Le propos est grand public, ouvertement « pop science ». Les termes techniques ne manquent pourtant pas. J’aurais aimé une petite frise chronologique des époques : si j’ai une vision claire de l’ordonnancement des Permien, Trias, Jurassique et Crétacé, c’est moins clair pour l’Ordovicien ou le Silurien. Merci Wikipédia pour les précisions.

Entre deux leçons de science, on croise Stephen Jay Gould, Lamarck et Darwin : à côté de géologie, il s’agit aussi d’évolution, et ces débats sont rarement scientifiques, et en disent beaucoup sur la société de l’époque. Le rôle du hasard sans but dans l’évolution est insupportable pour tant de monde, qui ressassent les mêmes arguments démontés depuis un siècle et demi. Gould dirait que la complexité des espèces n’est qu’une illusion : le monde reste massivement dominé par les bactéries et autres animaux minuscules.

Limite K-T

On commence par la plus connue et médiatique des extinctions, celle d’il y a 66 millions d’années, où les dinosaures ont disparu, ainsi que les ammonites et nombre d’animaux et plantes. C’est l’occasion d’un petit cours de géologie de base sur les couches de sédiments : leur nature dépend en bonne partie des animaux morts qu’ils contiennent, et la fameuse couche K-T (Crétacé-Tertiaire)1 est justement vide de vie. Suit un exposé sur les différentes théories plus ou moins farfelues, les problèmes de datation, et la solution trouvée par Alvarez père & fils, décrite non comme un moment eurêka mais comme un bel exemple d’interdisciplinarité et de sérendipité. Alvarez fils, géologue, cherchait un moyen pour calculer la durée de cette couche K-T, et Alvarez père, astronome, eut une idée d’astronome : mesurer la quantité des métaux typiques des météorites, qui tombent des cieux avec une régularité de métronome. La quantité trouvée, astronomique (littéralement), mena immédiatement à l’hypothèse du caillou assassin.

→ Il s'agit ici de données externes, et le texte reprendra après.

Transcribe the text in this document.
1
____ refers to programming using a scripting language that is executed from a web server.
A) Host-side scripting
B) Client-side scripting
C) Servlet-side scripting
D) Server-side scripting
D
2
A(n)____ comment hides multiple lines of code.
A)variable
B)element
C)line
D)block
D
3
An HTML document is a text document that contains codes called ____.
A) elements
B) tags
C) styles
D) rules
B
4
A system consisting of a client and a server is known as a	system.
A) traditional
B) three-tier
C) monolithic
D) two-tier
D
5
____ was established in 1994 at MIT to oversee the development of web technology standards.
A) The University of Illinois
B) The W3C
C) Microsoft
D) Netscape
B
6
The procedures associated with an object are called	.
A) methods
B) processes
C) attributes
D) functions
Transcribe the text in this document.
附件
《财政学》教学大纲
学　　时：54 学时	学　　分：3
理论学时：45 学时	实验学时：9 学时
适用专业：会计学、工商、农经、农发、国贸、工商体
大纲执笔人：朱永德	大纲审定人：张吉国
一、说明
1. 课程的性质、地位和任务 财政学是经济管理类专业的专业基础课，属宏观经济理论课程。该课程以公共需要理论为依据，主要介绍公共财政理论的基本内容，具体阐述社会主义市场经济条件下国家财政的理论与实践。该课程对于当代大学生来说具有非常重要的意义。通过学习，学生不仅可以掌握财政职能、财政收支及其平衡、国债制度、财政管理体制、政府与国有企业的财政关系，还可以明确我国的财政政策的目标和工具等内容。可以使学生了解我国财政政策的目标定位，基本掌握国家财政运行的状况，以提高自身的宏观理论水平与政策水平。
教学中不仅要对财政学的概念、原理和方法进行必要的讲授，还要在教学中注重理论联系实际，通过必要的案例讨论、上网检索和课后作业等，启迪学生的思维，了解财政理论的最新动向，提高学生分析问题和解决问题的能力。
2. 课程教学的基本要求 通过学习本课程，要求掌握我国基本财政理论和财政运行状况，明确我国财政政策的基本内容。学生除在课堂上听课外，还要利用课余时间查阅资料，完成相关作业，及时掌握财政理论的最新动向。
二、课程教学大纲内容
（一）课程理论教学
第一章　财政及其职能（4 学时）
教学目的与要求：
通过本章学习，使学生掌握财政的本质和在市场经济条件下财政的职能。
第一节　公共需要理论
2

C’est l’occasion d’un petit cours sur comment fonctionne vraiment la science, loin de l’image éthérée de la tour d’ivoire et des froids raisonnements. Les pinaillages incessants, la mauvaise foi des partisans des théories battues en brèche, les différentes quasi culturelles entre différentes branches des sciences, les conséquences des batailles passées (le catastrophisme a été difficilement délogé au XIXᵉ, on n’allait pas le faire revenir !), même les éventuels noms d’oiseaux échangés… garantissent au final la solidité de la théorie finale 2, ou l’améliorent. La théorie volcanique reste l’alternative la plus plausible à la météorite, mais elle ne résista pas aux dernières découvertes archéologiques, notamment à Chicxulub. S’il y eut des éruptions monstrueuses en Inde vers cette époque, il est significatif qu’elles aient eu lieu aux antipodes du point d’impact, une éventuelle activité ayant été empirée par l’onde de choc. Au passage, petite explication d’un hiver nucléaire.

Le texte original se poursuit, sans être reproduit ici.